Coverage requirements vary from state to state, so it's an important factor to consider. Many people are overly cautious when buying insurance, assuming the worst. As insurance companies are in the risk business, this is what they want. They have well-calculated formulas at their disposal to gauge your risk, whereas you will need to make a decision based on your comfort level.
Generally the most assets you have, the more coverage you need. In any situation, let your financial situation guide you. If you have no assets an attorney can seek, don't buy unnecessary coverage.
Your driving habits are also a good indicator of necessary coverage. If you have a lead foot you might want more coverage than a Sunday driver. No matter what it's important to analyze your situation entirely to see what coverage will best fit both your budget and lifestyle.
Review Your Current Policy
Going over your current policy will give you a figure to beat. Either sit down and read over your policy or simply call your insurance company. Jot down how much you are paying monthly and annually, along with what your coverage consists of.
Check Out Your Driving History
Most people know how many tickets they have, but probably not how long they've been around. If you have a ticket that's about to come off your record wait until it does to get quotes. Generally bad driving records create costly insurance prices.
Solicit Competitive Quotes
What you'll need: your current policy, your driver's license number, your vehicle registration.
To start you can get quotes from a one-stop-shop online tool. These use formulas to quickly assess your information and compare rates, but not every company participates. Not all companies will give you a direct quote online, some may email you or have a representative call you. Each form will take about 15 minutes to complete, but they are worth the time.
Alternatively, if a friend of family member recommended a company you can go directly to the website or call a representative from the company.
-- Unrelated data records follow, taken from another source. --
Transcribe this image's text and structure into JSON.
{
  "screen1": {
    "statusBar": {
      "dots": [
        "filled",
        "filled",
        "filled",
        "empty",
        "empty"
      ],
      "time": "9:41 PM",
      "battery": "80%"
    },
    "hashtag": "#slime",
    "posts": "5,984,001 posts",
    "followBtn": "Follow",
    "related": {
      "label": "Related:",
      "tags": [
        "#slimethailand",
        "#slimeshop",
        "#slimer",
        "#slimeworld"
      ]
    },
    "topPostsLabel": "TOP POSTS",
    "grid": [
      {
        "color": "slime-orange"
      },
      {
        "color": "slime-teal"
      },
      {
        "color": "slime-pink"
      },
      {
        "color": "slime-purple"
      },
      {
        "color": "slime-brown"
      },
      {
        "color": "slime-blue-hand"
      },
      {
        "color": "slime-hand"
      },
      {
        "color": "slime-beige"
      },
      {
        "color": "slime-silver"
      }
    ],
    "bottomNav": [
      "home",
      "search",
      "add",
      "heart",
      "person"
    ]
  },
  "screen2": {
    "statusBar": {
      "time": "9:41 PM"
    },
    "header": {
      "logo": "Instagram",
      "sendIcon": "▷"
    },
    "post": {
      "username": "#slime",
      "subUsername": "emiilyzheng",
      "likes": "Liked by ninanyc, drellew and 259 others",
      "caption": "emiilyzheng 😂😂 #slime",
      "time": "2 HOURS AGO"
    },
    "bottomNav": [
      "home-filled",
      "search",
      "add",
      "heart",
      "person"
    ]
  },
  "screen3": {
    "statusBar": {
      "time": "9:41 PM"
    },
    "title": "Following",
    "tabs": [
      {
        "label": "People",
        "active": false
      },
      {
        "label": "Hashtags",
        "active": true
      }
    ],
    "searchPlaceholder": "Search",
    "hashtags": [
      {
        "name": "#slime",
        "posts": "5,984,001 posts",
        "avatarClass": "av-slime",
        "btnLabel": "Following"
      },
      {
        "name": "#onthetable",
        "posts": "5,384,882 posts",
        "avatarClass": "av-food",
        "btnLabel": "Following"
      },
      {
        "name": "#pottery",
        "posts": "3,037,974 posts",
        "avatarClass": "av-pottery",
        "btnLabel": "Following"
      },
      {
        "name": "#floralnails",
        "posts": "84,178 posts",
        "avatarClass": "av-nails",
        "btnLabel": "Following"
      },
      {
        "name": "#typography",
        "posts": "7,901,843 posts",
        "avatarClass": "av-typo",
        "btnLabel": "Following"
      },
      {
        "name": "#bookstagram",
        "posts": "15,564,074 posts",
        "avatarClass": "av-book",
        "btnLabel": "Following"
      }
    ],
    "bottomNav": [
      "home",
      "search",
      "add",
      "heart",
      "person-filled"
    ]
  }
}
Gather Quotes and Company Information
Keep a list of annual and monthly rates for the different insurance companies. Keep the coverage limits the same so you can make apples-to-apples comparisons for cost and coverage.
The insurance company's 800 telephone number, so you can get answers to questions you couldn't find online.
Learn about the insurance company's payment policy: When is the payment due? What kinds of payment plans are available? What happens if you're late in making a payment?
Pick Up the Phone
After you've done your online research it's time to hit the phones. If you couldn't get a quote online call those companies first. You can also skip the internet and get all your quotes over the phone. Make sure to have the representative confirm the price and send you an email with the quote.
Ask About Discounts
Many insurance companies give discounts for things like a good driving record, professional affiliations, car safety features and more. Make sure to ask, because insurance companies generally will not volunteer this information. Also consider package deal policies that combine car and home insurance, this will usually give you a better price.
Assess the Insurance Companies Track Record
1. Use the National Association of Insurance Commissioners' Consumer Information Source to access information about insurance companies records. Also visit your state's department of insurance to check consumer complaint ratios and basic rate comparison surveys.
2. Consider contacting an independent insurance agent for additional information about a company.
3. Check out the financial strength ratings for an insurance company by referring to the ratings from A.M. Best and Standard & Poor's (registration may be required).
4. Review consumer satisfaction surveys from J.D. Power and Consumer Reports (subscription required).
5. Ask friends and family about their insurers and whether they're satisfied with them. Remember to get details.
Review the Policy BEFORE You Sign
Make sure everything you requested is included in the policy, but also be sure there isn't anything that shouldn't be there. Sometimes insurance companies include language that could affect your ability to make a claim if you're in an accident. Always know what you are signing.
Cancel Your Old Policy; Carry Proof
Last but not least you want to cancel your old policy. Make sure to keep a copy of your policy in your glove compartment, especially if your state requires it.